WHO ARE THE VICTIMS?

“A couple of months ago, my mother’s phone was ringing. She picked up the call and was told she won SR 200,000 in a random competition. She was asked to send her bank details so the prize could be transferred to her bank account,” said Faten, a young lady whose 70-year-old mother was on the verge of being a victim.

Fraudsters prefer to prey on old people and those who are unsophisticated. Awareness campaigns are becoming multi-lingual with more focus on Arabic and English so they achieve higher penetration rates, insofar as around half of the expats in Saudi Arabia are non-Arabs.

Online financial transactions are increasing dramatically, both in volume and value. It is a matter that needs to be addressed properly with more cybersecurity measures and awareness. The real challenge is how to make sure old people, who are less technology-oriented than younger generations, are aware they might be a hot target for fraudsters. This demographic section is included in the Saudi financial systems.

“Older people are being reached through ‘family awareness,’ meaning that educating all family members ensures a better dissemination of campaigns to all demographics,” said Hani Sameer, a content generator with a specialty in financial awareness campaigns, when speaking to Majallah.

AWARENESS AND REPORTING FRAUD

When collecting data, government agencies and study centers rely on the cases reported by victims or complainants.

Victims make a big mistake if they do not report frauds promptly to the bank or the police. Withholding the details of a fraud will give fraudsters more time to hunt for victims. Immediate reporting is critical in preventing criminals from feeling safe or immune.

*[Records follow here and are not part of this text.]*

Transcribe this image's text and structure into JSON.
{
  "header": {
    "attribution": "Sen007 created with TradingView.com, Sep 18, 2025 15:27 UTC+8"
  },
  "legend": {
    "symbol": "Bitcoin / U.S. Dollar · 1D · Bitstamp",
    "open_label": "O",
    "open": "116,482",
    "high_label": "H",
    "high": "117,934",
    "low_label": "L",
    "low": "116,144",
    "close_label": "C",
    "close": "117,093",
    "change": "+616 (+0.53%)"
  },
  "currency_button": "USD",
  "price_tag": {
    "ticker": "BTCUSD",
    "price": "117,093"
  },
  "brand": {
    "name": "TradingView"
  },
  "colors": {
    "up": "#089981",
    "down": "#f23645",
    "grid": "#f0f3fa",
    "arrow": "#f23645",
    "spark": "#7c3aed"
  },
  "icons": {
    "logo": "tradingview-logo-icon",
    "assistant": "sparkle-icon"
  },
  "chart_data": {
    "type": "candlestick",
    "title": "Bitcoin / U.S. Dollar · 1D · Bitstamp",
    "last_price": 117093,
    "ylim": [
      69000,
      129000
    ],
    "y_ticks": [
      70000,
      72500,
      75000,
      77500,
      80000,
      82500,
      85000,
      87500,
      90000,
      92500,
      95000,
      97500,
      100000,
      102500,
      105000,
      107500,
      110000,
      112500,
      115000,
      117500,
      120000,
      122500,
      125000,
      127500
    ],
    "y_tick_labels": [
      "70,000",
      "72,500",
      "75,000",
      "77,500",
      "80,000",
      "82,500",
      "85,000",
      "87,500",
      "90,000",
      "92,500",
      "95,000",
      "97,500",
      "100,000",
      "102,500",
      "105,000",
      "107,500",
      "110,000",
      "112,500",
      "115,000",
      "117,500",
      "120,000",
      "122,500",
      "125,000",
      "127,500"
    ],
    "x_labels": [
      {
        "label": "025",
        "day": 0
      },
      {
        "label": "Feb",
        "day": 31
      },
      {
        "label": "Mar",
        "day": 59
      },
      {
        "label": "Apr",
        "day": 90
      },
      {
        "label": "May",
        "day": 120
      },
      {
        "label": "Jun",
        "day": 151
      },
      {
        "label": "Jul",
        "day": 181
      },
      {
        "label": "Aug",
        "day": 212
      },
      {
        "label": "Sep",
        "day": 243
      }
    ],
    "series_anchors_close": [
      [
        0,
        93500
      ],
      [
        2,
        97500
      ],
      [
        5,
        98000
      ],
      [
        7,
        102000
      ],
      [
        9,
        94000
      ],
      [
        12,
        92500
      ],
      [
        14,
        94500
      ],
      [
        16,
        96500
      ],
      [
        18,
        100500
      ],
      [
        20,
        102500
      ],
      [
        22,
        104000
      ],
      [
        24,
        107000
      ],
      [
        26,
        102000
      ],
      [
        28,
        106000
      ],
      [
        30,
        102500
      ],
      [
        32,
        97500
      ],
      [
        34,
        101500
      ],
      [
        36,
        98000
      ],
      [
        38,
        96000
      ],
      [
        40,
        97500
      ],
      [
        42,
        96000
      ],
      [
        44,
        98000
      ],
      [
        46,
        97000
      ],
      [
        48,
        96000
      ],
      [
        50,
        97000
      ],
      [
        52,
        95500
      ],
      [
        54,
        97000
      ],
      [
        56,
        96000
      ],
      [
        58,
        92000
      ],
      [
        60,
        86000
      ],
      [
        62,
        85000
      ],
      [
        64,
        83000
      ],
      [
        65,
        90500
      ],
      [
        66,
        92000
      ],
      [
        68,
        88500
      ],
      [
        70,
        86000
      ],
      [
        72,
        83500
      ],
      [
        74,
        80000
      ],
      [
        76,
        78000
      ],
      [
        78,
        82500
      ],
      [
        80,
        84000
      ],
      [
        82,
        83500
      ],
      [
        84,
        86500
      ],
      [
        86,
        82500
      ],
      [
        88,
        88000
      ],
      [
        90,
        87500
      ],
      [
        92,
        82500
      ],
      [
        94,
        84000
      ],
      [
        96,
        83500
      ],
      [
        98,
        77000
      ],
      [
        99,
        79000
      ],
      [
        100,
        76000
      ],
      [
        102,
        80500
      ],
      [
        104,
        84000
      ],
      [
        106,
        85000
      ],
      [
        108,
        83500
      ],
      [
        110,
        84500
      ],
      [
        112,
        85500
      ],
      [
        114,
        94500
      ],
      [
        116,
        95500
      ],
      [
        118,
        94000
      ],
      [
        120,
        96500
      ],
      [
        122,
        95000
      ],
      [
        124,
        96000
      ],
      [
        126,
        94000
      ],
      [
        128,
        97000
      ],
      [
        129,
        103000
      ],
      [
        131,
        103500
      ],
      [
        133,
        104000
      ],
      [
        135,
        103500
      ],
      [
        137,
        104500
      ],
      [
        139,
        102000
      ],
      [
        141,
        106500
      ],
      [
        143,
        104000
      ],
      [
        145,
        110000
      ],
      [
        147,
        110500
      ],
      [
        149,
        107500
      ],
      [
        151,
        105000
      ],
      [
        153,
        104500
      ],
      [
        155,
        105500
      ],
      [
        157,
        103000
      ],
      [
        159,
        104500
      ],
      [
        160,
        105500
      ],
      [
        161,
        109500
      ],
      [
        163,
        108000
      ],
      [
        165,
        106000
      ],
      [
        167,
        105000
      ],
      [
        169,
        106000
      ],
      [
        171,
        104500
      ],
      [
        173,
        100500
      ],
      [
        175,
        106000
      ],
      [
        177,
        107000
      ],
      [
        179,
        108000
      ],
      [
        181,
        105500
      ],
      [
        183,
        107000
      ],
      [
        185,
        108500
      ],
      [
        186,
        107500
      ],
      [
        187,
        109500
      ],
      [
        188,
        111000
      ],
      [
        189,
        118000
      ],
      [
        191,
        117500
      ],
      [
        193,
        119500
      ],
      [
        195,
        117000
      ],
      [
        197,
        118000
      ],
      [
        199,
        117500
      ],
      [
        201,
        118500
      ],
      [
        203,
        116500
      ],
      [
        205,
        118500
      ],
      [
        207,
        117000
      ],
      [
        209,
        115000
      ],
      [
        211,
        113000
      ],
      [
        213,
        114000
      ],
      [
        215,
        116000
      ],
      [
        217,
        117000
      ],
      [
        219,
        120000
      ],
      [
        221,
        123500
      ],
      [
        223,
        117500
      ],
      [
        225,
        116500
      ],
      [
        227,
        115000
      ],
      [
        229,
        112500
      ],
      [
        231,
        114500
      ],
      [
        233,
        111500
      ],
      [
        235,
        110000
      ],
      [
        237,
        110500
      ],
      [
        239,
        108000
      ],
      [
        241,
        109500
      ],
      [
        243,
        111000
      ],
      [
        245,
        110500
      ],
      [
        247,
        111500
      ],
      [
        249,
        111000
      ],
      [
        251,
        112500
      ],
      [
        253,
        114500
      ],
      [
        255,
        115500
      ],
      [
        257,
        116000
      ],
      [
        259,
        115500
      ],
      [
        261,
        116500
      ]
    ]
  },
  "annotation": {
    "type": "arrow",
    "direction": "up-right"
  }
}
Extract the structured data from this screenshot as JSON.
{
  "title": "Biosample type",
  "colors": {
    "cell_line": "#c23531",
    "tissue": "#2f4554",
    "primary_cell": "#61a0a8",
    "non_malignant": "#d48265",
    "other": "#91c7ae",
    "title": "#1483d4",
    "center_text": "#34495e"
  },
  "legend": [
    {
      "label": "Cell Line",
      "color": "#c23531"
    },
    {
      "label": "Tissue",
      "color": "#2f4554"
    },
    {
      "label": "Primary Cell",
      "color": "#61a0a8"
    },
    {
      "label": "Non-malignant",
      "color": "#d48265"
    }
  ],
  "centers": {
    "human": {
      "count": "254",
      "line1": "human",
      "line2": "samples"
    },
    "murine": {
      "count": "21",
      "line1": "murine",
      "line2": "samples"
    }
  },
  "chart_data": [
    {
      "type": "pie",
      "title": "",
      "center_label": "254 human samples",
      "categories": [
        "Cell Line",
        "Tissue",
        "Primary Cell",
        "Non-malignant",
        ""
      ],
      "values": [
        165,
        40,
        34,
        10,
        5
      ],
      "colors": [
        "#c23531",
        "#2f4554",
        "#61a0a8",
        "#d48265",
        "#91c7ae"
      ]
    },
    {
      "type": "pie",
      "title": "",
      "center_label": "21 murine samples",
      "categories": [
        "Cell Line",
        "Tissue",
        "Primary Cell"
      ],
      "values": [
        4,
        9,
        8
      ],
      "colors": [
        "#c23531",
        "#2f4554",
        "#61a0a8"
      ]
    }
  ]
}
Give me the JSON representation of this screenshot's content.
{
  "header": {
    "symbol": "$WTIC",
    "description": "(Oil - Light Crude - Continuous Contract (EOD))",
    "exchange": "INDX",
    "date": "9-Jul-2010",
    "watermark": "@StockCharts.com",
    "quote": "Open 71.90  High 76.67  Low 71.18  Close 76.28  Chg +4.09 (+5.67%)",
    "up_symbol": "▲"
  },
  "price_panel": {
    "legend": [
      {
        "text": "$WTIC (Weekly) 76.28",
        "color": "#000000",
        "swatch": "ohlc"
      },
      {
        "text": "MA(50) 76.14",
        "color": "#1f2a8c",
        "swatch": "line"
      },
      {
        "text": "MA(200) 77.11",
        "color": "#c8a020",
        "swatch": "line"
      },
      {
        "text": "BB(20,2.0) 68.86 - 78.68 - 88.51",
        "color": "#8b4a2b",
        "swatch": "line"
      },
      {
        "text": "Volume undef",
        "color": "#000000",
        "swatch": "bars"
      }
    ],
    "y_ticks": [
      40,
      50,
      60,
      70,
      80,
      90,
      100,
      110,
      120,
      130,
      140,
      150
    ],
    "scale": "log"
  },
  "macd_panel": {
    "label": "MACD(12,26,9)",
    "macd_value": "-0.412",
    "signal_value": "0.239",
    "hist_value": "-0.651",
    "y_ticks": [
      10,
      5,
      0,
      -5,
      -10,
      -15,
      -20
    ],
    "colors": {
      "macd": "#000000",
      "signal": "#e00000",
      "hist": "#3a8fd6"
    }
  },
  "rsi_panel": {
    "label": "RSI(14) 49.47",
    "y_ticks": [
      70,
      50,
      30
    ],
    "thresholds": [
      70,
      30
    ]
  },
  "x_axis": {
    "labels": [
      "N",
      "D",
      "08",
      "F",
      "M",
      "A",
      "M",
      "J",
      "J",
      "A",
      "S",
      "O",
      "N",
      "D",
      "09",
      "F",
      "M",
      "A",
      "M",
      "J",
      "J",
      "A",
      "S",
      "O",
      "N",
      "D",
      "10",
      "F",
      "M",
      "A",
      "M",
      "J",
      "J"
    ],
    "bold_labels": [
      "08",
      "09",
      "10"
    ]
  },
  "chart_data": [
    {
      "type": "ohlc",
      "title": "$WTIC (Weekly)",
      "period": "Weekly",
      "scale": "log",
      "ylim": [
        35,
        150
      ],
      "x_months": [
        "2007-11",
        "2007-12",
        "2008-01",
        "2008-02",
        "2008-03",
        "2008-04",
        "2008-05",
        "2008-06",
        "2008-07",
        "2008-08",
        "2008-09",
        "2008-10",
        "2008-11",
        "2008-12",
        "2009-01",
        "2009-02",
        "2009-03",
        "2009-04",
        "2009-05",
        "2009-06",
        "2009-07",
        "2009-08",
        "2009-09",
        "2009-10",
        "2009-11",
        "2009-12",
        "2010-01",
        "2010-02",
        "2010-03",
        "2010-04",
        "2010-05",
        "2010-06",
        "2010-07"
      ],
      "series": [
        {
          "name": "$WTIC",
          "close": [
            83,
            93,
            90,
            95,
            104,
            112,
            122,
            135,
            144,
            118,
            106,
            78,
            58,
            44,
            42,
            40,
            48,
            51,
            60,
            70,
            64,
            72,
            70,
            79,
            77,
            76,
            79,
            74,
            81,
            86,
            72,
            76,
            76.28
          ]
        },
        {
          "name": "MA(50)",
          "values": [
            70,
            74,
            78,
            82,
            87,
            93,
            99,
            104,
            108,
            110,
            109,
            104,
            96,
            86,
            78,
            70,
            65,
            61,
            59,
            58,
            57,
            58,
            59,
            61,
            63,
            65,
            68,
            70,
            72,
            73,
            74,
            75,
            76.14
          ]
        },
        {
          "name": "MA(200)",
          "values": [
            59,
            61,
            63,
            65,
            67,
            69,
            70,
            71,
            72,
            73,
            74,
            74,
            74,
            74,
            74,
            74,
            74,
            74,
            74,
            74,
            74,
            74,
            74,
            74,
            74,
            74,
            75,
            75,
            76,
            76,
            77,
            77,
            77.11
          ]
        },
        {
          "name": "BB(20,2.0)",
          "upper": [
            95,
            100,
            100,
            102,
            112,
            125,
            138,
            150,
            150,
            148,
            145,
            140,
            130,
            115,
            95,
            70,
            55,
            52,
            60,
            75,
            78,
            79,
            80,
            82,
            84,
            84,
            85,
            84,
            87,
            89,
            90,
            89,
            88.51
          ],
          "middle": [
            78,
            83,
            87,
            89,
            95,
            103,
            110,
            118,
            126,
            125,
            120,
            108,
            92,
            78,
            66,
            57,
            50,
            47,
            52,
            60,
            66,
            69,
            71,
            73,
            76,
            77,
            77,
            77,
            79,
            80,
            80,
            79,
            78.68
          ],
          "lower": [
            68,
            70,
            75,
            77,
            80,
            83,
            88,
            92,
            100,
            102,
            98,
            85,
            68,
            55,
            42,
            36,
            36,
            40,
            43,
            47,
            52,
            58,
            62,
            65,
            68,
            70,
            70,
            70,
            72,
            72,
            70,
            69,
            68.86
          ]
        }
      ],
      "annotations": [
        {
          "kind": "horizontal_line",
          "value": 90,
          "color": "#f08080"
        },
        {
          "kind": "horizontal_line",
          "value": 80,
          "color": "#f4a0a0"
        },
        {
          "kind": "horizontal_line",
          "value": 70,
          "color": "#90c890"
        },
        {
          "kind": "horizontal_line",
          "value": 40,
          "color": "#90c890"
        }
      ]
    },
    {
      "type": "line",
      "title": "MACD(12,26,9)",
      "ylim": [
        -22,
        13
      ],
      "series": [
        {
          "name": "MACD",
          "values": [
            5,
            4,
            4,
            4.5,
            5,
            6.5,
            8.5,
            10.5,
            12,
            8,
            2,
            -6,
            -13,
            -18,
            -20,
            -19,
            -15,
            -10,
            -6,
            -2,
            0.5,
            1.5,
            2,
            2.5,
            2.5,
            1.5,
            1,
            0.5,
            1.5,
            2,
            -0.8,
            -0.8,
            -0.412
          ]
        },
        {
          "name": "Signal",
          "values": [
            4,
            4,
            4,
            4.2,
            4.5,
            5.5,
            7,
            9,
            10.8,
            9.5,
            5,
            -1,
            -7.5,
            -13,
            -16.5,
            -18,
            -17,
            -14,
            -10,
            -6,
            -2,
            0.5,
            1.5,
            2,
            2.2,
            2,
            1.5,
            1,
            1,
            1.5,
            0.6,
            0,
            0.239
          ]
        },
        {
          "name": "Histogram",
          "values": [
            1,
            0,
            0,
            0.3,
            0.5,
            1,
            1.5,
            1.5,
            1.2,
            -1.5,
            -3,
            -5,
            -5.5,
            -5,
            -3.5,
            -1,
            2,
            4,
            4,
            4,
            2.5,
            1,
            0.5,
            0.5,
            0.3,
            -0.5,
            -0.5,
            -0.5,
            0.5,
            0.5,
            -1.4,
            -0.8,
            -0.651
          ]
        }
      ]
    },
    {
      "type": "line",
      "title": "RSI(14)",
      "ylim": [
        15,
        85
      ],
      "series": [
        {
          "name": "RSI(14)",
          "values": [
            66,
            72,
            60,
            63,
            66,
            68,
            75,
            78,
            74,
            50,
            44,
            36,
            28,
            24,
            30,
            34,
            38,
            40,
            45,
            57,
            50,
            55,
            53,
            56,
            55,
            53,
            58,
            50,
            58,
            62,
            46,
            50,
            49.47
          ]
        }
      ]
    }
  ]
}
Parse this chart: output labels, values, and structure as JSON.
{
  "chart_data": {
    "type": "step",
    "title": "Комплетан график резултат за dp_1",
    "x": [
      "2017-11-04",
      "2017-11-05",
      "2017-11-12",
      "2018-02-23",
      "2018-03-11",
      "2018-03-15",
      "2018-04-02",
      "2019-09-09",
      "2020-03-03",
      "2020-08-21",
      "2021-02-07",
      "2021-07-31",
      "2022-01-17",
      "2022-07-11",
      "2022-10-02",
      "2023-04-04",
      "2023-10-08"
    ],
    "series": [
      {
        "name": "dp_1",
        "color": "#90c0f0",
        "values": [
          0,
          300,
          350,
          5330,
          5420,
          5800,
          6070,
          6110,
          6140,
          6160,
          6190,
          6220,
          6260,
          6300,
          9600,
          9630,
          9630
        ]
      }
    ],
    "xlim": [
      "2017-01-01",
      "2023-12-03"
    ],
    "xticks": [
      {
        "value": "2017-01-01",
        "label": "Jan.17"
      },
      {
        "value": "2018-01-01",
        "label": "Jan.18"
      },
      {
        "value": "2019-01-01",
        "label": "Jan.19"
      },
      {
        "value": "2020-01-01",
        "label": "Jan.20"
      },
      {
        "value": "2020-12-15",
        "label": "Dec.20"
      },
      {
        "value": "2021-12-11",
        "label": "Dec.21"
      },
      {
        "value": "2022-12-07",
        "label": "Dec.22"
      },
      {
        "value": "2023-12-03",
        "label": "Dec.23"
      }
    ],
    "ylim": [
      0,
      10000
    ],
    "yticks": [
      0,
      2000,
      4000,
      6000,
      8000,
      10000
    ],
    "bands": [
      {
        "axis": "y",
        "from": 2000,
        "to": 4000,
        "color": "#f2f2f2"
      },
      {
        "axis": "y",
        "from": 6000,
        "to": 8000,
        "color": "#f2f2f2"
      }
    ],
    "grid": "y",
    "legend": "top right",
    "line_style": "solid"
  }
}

Fraudsters play on the string of ego. Some victims find it hard to confess they were robbed or deceived because it might hurt their image in front of others.

“Nobody is immune. Fraudsters might contact any of your family members. Being a victim is not a shame. People need to open up and report any fraud attempt. This is the real function of the awareness campaigns,” concluded Hani, the anti-fraud expert.